Arsitek adalah seseorang yang memiliki keahlian dalam bidang rancang bangun. Ia menguasai ilmu arsitektur. Yakni ilmu yang membahas rancang bangun suatu lingkungan binaan dari level makro (arsitektur lansekap, perencanaan kota, dan perancangan perkotaan) hingga level mikro (desain produk, desain perabot, dan desain bangunan). Seorang arsitek memiliki lingkup pekerjaan yang sangat luas. Mulai dari bangunan dan kompleks bangunan, interior, hingga lingkup regional dan kota. Dalam aplikasinya, arsitek adalah asisten pemilik bangunan. Dialah yang menerjemahkan keinginan pemilik bangunan agar menjadi sebuah desain yang bisa diaplikasikan. Arsitek juga seorang direksi. Ia bertanggung jawab untuk mengarahkan sekaligus mengontrol pekerjaan kontraktor di lapangan.

Fungsi dan peran arsitek memang sangat penting dalam dunia rancang bangun. Ibarat baju, seorang arsitek adalah desainernya. Demikian pula dalam pembangunan sebuah bangunan. Arsitek menjadi desainer bangunan tersebut. Dengan demikian seorang arsitek adalah tenaga profesional di bidangnya.

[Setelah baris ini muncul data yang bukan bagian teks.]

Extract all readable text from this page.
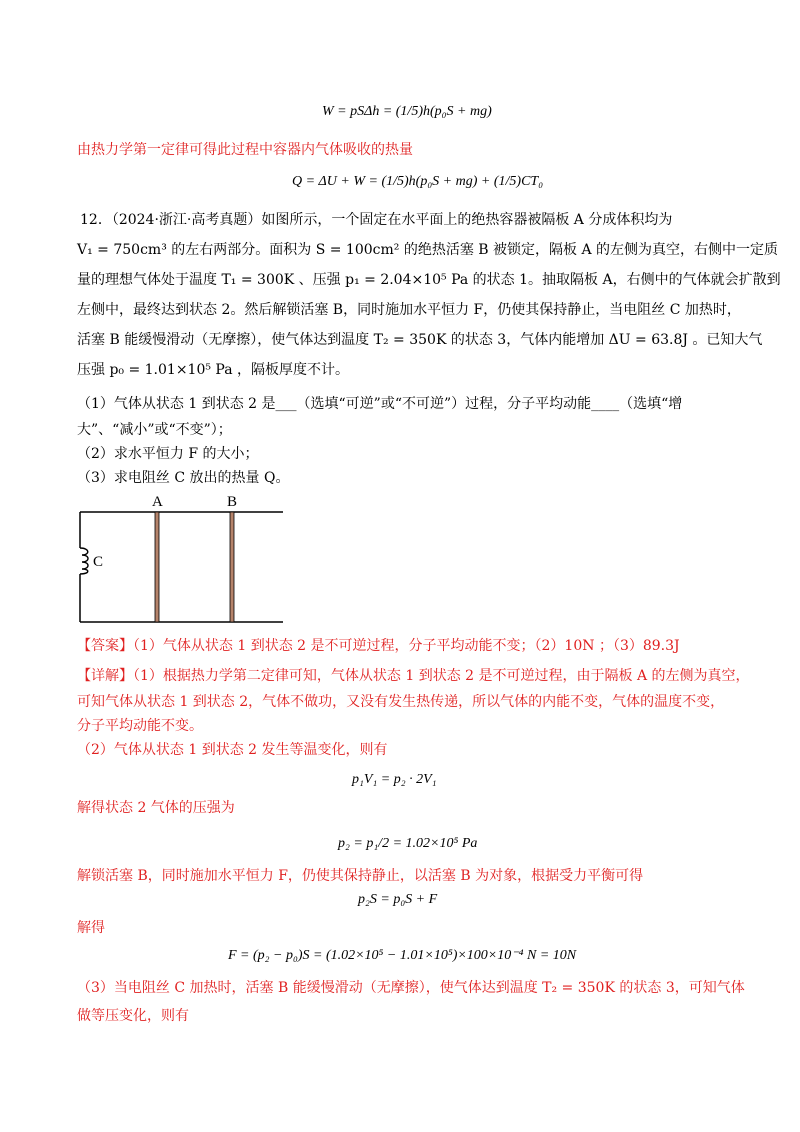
W = pSΔh = (1/5)h(p₀S + mg)
由热力学第一定律可得此过程中容器内气体吸收的热量
Q = ΔU + W = (1/5)h(p₀S + mg) + (1/5)CT₀
12．（2024·浙江·高考真题）如图所示，一个固定在水平面上的绝热容器被隔板 A 分成体积均为
V₁ = 750cm³ 的左右两部分。面积为 S = 100cm² 的绝热活塞 B 被锁定，隔板 A 的左侧为真空，右侧中一定质
量的理想气体处于温度 T₁ = 300K 、压强 p₁ = 2.04×10⁵ Pa 的状态 1。抽取隔板 A，右侧中的气体就会扩散到
左侧中，最终达到状态 2。然后解锁活塞 B，同时施加水平恒力 F，仍使其保持静止，当电阻丝 C 加热时，
活塞 B 能缓慢滑动（无摩擦），使气体达到温度 T₂ = 350K 的状态 3，气体内能增加 ΔU = 63.8J 。已知大气
压强 p₀ = 1.01×10⁵ Pa ，隔板厚度不计。
（1）气体从状态 1 到状态 2 是___（选填“可逆”或“不可逆”）过程，分子平均动能____（选填“增
大”、“减小”或“不变”）；
（2）求水平恒力 F 的大小；
（3）求电阻丝 C 放出的热量 Q。
C
A	B
【答案】（1）气体从状态 1 到状态 2 是不可逆过程，分子平均动能不变；（2）10N ；（3）89.3J
【详解】（1）根据热力学第二定律可知，气体从状态 1 到状态 2 是不可逆过程，由于隔板 A 的左侧为真空，
可知气体从状态 1 到状态 2，气体不做功，又没有发生热传递，所以气体的内能不变，气体的温度不变，
分子平均动能不变。
（2）气体从状态 1 到状态 2 发生等温变化，则有
p₁V₁ = p₂ · 2V₁
解得状态 2 气体的压强为
p₂ = p₁/2 = 1.02×10⁵ Pa
解锁活塞 B，同时施加水平恒力 F，仍使其保持静止，以活塞 B 为对象，根据受力平衡可得
p₂S = p₀S + F
解得
F = (p₂ − p₀)S = (1.02×10⁵ − 1.01×10⁵)×100×10⁻⁴ N = 10N
（3）当电阻丝 C 加热时，活塞 B 能缓慢滑动（无摩擦），使气体达到温度 T₂ = 350K 的状态 3，可知气体
做等压变化，则有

Hanya saja, tidak menutup kemungkinan Anda masih saja kecewa dengan hasil desain seorang arsitek. Padahal Anda sudah mengeluarkan anggaran untuk menggunakan jasanya. Namun kenyataannya, desain arsitektur yang dihasilkannya masih terasa “biasa-biasa” saja. Mengapa demikian? Bukankah mereka adalah seorang tenaga profesional?

Memang dari segi profesi, arsitek adalah tenaga profesional. Sebab ia memiliki keahlian di suatu bidang tertentu, yakni rancang bangun. Namun dalam aplikasinya ada sejumlah faktor yang turut mempengaruhi hal tersebut. Mengapa profesionalitas mereka ternyata bagi Anda masihlah kurang atau bahkan terkesan “biasa-biasa” saja? Inilah faktor penyebabnya:

# Perbedaan persepsi
Bagi Anda, desain arsitektur yang bagus bisa jadi adalah yang memiliki nilai artistik. Namun bagi yang lain belum tentu demikian. Demikian pula dengan arsitek. Mereka memiliki standar sendiri dalam menilai bagus atau tidaknya suatu desain arsitektur. Menurut Marcus Vitruvius Pollio, seorang arsitek zaman Romawi, desain arsitektur yang bagus harus memenuhi tiga syarat. Yakni firmitas, venustas, dan utilitas. Artinya, desain arsitektur memiliki tiga prinsip pokok yang harus terpenuhi:

(1) Kekokohan, mencakup kekuatan bangunan serta standar keamanan bangunan. Dengan demikian  bangunan tersebut aman digunakan oleh penggunanya, baik dalam kondisi keseharian maupun dalam situasi yang tidak terduga hingga dalam batas yang telah ditentukan untuk kurun waktu jangka panjang.

(2) Keindahan. Keindahan sangat dipengaruhi oleh tradisi yang melingkupi sehingga setiap periode sejarah kehidupan manusia selalu ditemukan langgam arsitektur yang berbeda. Dengan demikian syarat keindahan tidak bersifat baku dan bersifat universal.

(3) Fungsional. Setiap komponen bangunan yang telah didesain harus memiliki fungsi atau nilai guna secara berkesinambungan dan terus menerus.

# Komunikasi
Ada kalanya seorang arsitek tidak sepenuhnya menangkap keinginan kliennya. Oleh karena itu komunikasi antara klien dengan penyedia jasa arsitek harus terjalin dengan baik. Klien harus mengutarakan dengan jelas desain bangunan yang diinginkannya sehingga seorang arsitek dapat memahami maksud tersebut secara utuh. Dengan cara ini pula, seorang arsitek bisa mengarahkan keinginan kliennya jika ternyata hal tersebut kurang tepat atau menyalahai kaidah-kaidah baku dalam desain arsitektur. Selanjutnya seorang arsitek akan memberikan ide atau gagasan untuk menyempurnakan keinginan klien dan siap memberikan solusi terhadap permasalahan yang dihadapi klien. Jadi, dengan adanya keterbukaan antar kedua belah pihak serta komunikasi yang berjalan dua arah, akan tercapai sebuah desain arsitektur yang tidak lagi “biasa-biasa” saja.

Semoga penjelasan di atas  bisa membantu Anda untuk menemukan desain arsitektur yang tepat bagi bangunan Anda. Dan tentunya memilih jasa desain arsitek yang profesional dan berkualitas.